In February this year, liners opted for the route for their lightly-laden east-bound container ships to avoid paying Suez Canal fees and due to the high insurance surcharges for sailing through the pirate-ridden Gulf of Aden.
Due to the problem, transit fee for sailing a 9,400 Twenty foot Equivalent Units (TEU) box is still slightly below $600,000 after the increase.
Before the route shift to Cape of Good Hope, shippers had started to reap the benefits of the drop of the bunkering costs due to improved petrol prices.
Shipping lines said the cost of the detour, use of Cape of Good Hope for their east-west or its reverse journey – despite taking a week more – was less than the extra cost they stood to incur if they used the Suez Canal route under the new charges.
They said the Cape of Good Hope route would enable them save up to $330,000 in the cost of insurance and crew costs.
The liners had made the decision based on a bunker fuel price which was then below $350 per tonne. With prices having risen to above the $400, the shorter route has become a better option once again for the shipping lines.
Maersk Line was the trendsetter in using the Cape of Good Hope route and is also among the first to revert to shorter and quicker canal route, with its AE-6 service reinstated as from the end of May.
The AE-6 service uses vessels in the 9,500 to 10,000-TEU range with a call now reinstated at Salalah.

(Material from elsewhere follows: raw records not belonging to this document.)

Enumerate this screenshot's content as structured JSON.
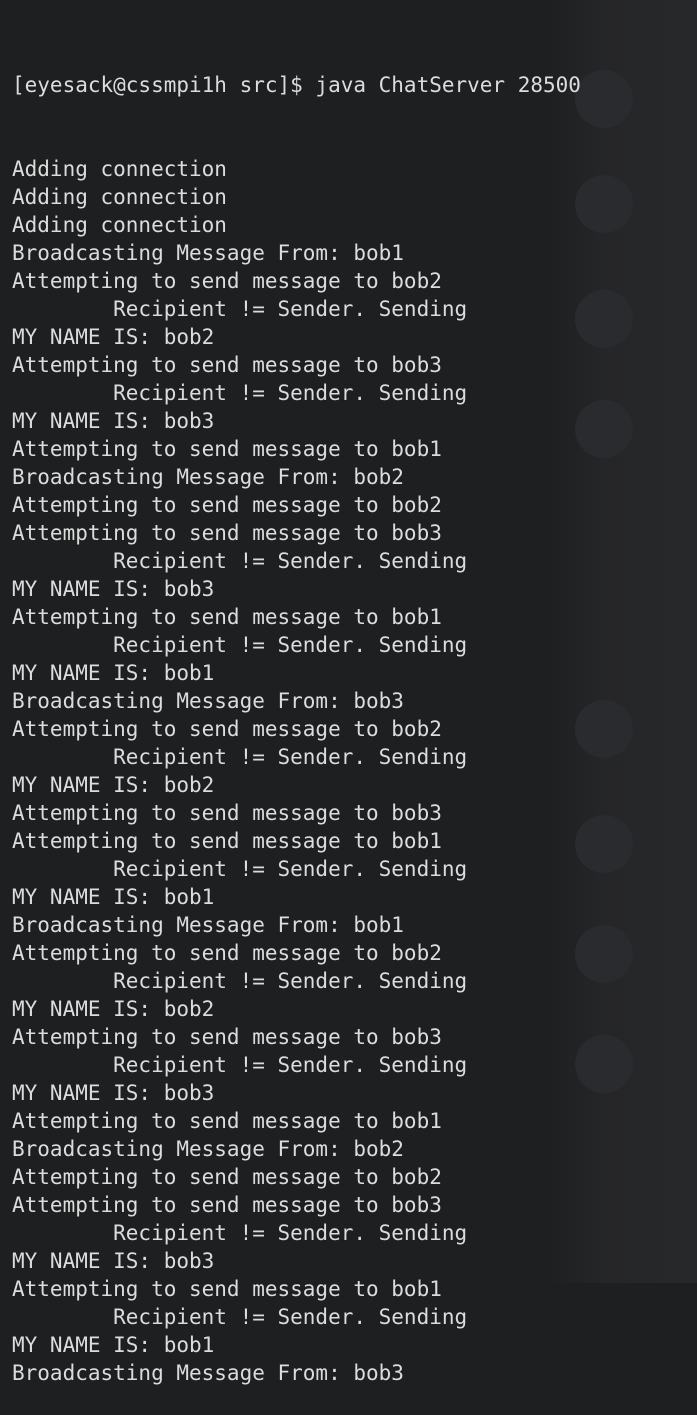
{
  "terminal": {
    "prompt": "[eyesack@cssmpi1h src]$ java ChatServer 28500",
    "lines": [
      "Adding connection",
      "Adding connection",
      "Adding connection",
      "Broadcasting Message From: bob1",
      "Attempting to send message to bob2",
      "        Recipient != Sender. Sending",
      "MY NAME IS: bob2",
      "Attempting to send message to bob3",
      "        Recipient != Sender. Sending",
      "MY NAME IS: bob3",
      "Attempting to send message to bob1",
      "Broadcasting Message From: bob2",
      "Attempting to send message to bob2",
      "Attempting to send message to bob3",
      "        Recipient != Sender. Sending",
      "MY NAME IS: bob3",
      "Attempting to send message to bob1",
      "        Recipient != Sender. Sending",
      "MY NAME IS: bob1",
      "Broadcasting Message From: bob3",
      "Attempting to send message to bob2",
      "        Recipient != Sender. Sending",
      "MY NAME IS: bob2",
      "Attempting to send message to bob3",
      "Attempting to send message to bob1",
      "        Recipient != Sender. Sending",
      "MY NAME IS: bob1",
      "Broadcasting Message From: bob1",
      "Attempting to send message to bob2",
      "        Recipient != Sender. Sending",
      "MY NAME IS: bob2",
      "Attempting to send message to bob3",
      "        Recipient != Sender. Sending",
      "MY NAME IS: bob3",
      "Attempting to send message to bob1",
      "Broadcasting Message From: bob2",
      "Attempting to send message to bob2",
      "Attempting to send message to bob3",
      "        Recipient != Sender. Sending",
      "MY NAME IS: bob3",
      "Attempting to send message to bob1",
      "        Recipient != Sender. Sending",
      "MY NAME IS: bob1",
      "Broadcasting Message From: bob3"
    ]
  },
  "colors": {
    "background": "#1e1f20",
    "text": "#dcdcdc"
  }
}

The company’s AE-7 service using the larger 14,000-TEU range vessels were also expected to return to the Suez before the end of this month.
French carrier CMA GGM has also announced a similar return to the canal route on its FAL-2 service making use of nine 9,500-TEU ships— as a result the rotation drops from nine weeks to eight with this resumption.
Likewise Swiss/Italian line MSC has also returned to the canal route for its Lion service and its loop and Taiwanese carrier Evergreen and China’s CSCL which have developed a joint service (CEM) say they will be creating a new routing via the canal.
The only service remaining around the Cape at present is the Grand Alliance on its EU-3 service using 9,000-TEU ships, although Alphaliner forecasts that this will also change if the bunker prices remain above $ 350 per tonne.
Meanwhile, Swire Shipping’s Eastabout Round the World multi-purpose monthly service, making use of four multi-purpose ships, each with a capacity of 1,800-TEU, has began doubling back via the Cape of Good Hope, directly from Singapore and Jakarta to the East Coast of North America, reports the American Shipper.
But a source at one of the liner office in Mombasa said it was unlikely for the cost of shipping to go down because even along the Suez route the distance covered has been increased due to the piracy.